In domestic market, traded prices for domestic well-known brands such as Nanfang and Chinhong Zn & Ge remained stable compared to the previous trading day around RMB 15,250/mt, with premiums against the most active SHFE lead contract prices expanding to RMB 50-80/mt. Other lead brands were traded at RMB 15,150/mt. With the expansion of premiums, arbitrage trading increased and purchases among downstream buyers remained active. Transactions improved remarkably.


Last Friday, SHFE three-month zinc contract prices opened lower at RMB 14,870/mt and dipped to RMB 14,770/mt, rallying to the moving average as a large number of investors entered the market. Boosted by the Shanghai Composite Index, SHFE three-month zinc contract prices gained back previous losses and rallied to RMB 15,000/mt level. In the afternoon, as the Shanghai Composite Index fell slightly, SHFE three-month zinc contract price fell below the moving average to close at RMB 14,835/mt, down RMB 65/mt. Trading volumes decreased by 240,000 lots to 247,562 lots, and total position decreased by 10,256 lots to 203,540 lots.
In domestic spot markets, #0 zinc was traded between RMB 14,900-14,950/mt, with premiums of RMB 40-50/mt against SHFE 1202 zinc contract prices. #1 zinc was traded between RMB 14,850-14,900/mt. Zinc prices were firm despite negative economic news, but downstream buying interest was low due to pessimism.


Shanghai spot tin prices continued to slip on November 25th. Mainstream Yunxi, Tianxi, Nanshan and Jinlong branded tin was traded between RMB 172,000-174,000/mt.
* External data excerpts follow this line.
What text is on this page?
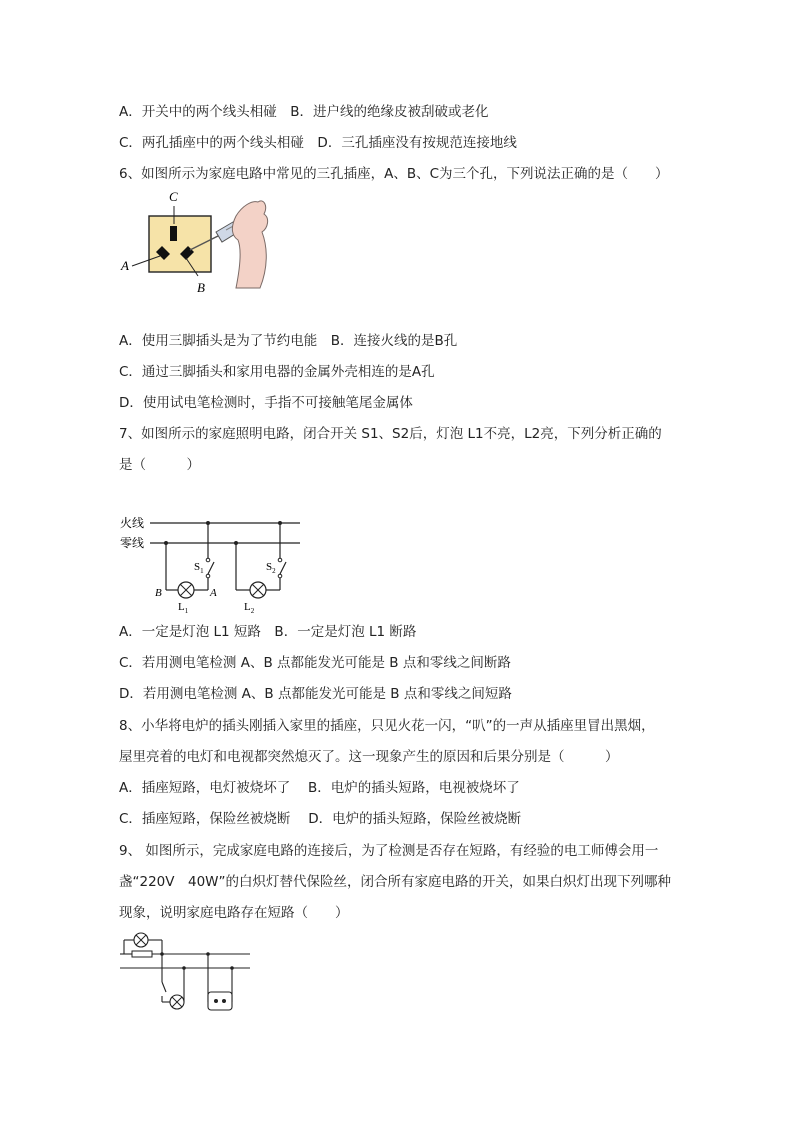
A．开关中的两个线头相碰　B．进户线的绝缘皮被刮破或老化
C．两孔插座中的两个线头相碰　D．三孔插座没有按规范连接地线
6、如图所示为家庭电路中常见的三孔插座，A、B、C为三个孔，下列说法正确的是（　　）
C
A
B
A．使用三脚插头是为了节约电能　B．连接火线的是B孔
C．通过三脚插头和家用电器的金属外壳相连的是A孔
D．使用试电笔检测时，手指不可接触笔尾金属体
7、如图所示的家庭照明电路，闭合开关 S1、S2后，灯泡 L1不亮，L2亮，下列分析正确的
是（　　　）
火线
零线
$S_1$
B	A
$L_1$
$S_2$
$L_2$
A．一定是灯泡 L1 短路　B．一定是灯泡 L1 断路
C．若用测电笔检测 A、B 点都能发光可能是 B 点和零线之间断路
D．若用测电笔检测 A、B 点都能发光可能是 B 点和零线之间短路
8、小华将电炉的插头刚插入家里的插座，只见火花一闪，“叭”的一声从插座里冒出黑烟，
屋里亮着的电灯和电视都突然熄灭了。这一现象产生的原因和后果分别是（　　　）
A．插座短路，电灯被烧坏了　 B．电炉的插头短路，电视被烧坏了
C．插座短路，保险丝被烧断　 D．电炉的插头短路，保险丝被烧断
9、 如图所示，完成家庭电路的连接后，为了检测是否存在短路，有经验的电工师傅会用一
盏“220V　40W”的白炽灯替代保险丝，闭合所有家庭电路的开关，如果白炽灯出现下列哪种
现象，说明家庭电路存在短路（　　）
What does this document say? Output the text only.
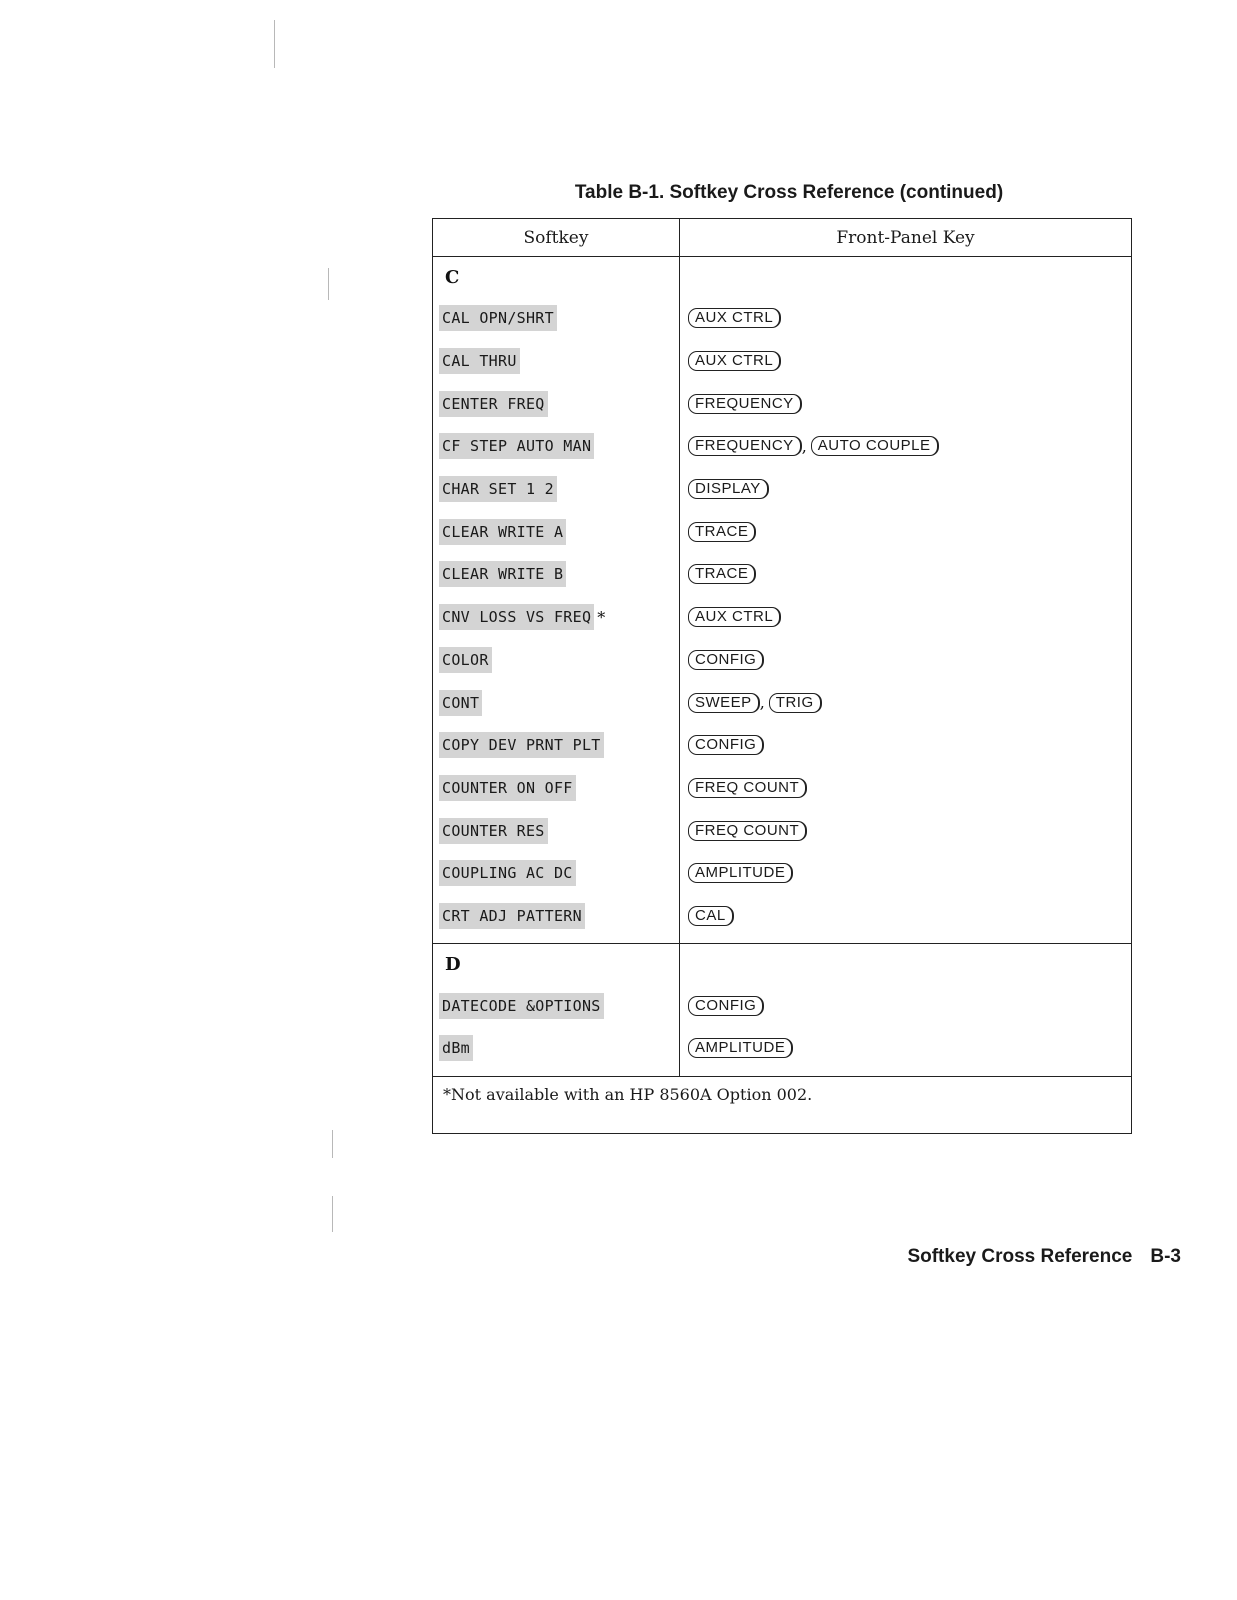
Table B-1. Softkey Cross Reference (continued)
Softkey	Front-Panel Key
C
CAL OPN/SHRT
CAL THRU
CENTER FREQ
CF STEP AUTO MAN
CHAR SET 1 2
CLEAR WRITE A
CLEAR WRITE B
CNV LOSS VS FREQ *
COLOR
CONT
COPY DEV PRNT PLT
COUNTER ON OFF
COUNTER RES
COUPLING AC DC
CRT ADJ PATTERN
AUX CTRL
AUX CTRL
FREQUENCY
FREQUENCY , AUTO COUPLE
DISPLAY
TRACE
TRACE
AUX CTRL
CONFIG
SWEEP , TRIG
CONFIG
FREQ COUNT
FREQ COUNT
AMPLITUDE
CAL
D
DATECODE &OPTIONS
dBm
CONFIG
AMPLITUDE
*Not available with an HP 8560A Option 002.
Softkey Cross Reference B-3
Though most smelters were unwilling to move goods and kept quotations firm, lower-priced supply was not affected and most deals were concluded at lower prices. Due to the weak demand, inquiries were not seen for branded tin quoted at RMB 176,000/mt. Continuously dropping LME tin prices also damped the market confidence with more selling-off being seen. It seems that smelters failed to get what they want by holding goods. Domestic tin prices therefore still face downside risks.


LME nickel prices initially advanced but later fell back after opening at USD 17,075/mt during the Asian trading hours last Friday. During the European trading hours, LME nickel prices were weighed to hit a low of USD 16,825/mt due to stronger US dollar index. LME nickel inventories were 88,668 mt, up 192 mt from a day earlier.
In the Shanghai nickel spot market, mainstream traded prices of nickel from Russia were in the RMB 125,500-125,800/mt range, and mainstream traded prices of nickel from Jinchuan Group were in the RMB 127,500-128,000/mt range. Since LME nickel prices were sluggish on Friday, inquires were limited and transactions were quiet from a day earlier in spot nickel market. In addition, soft demand of refined nickel from downstream steel mills and electroplate factories also contributed to muted transactions in spot nickel market.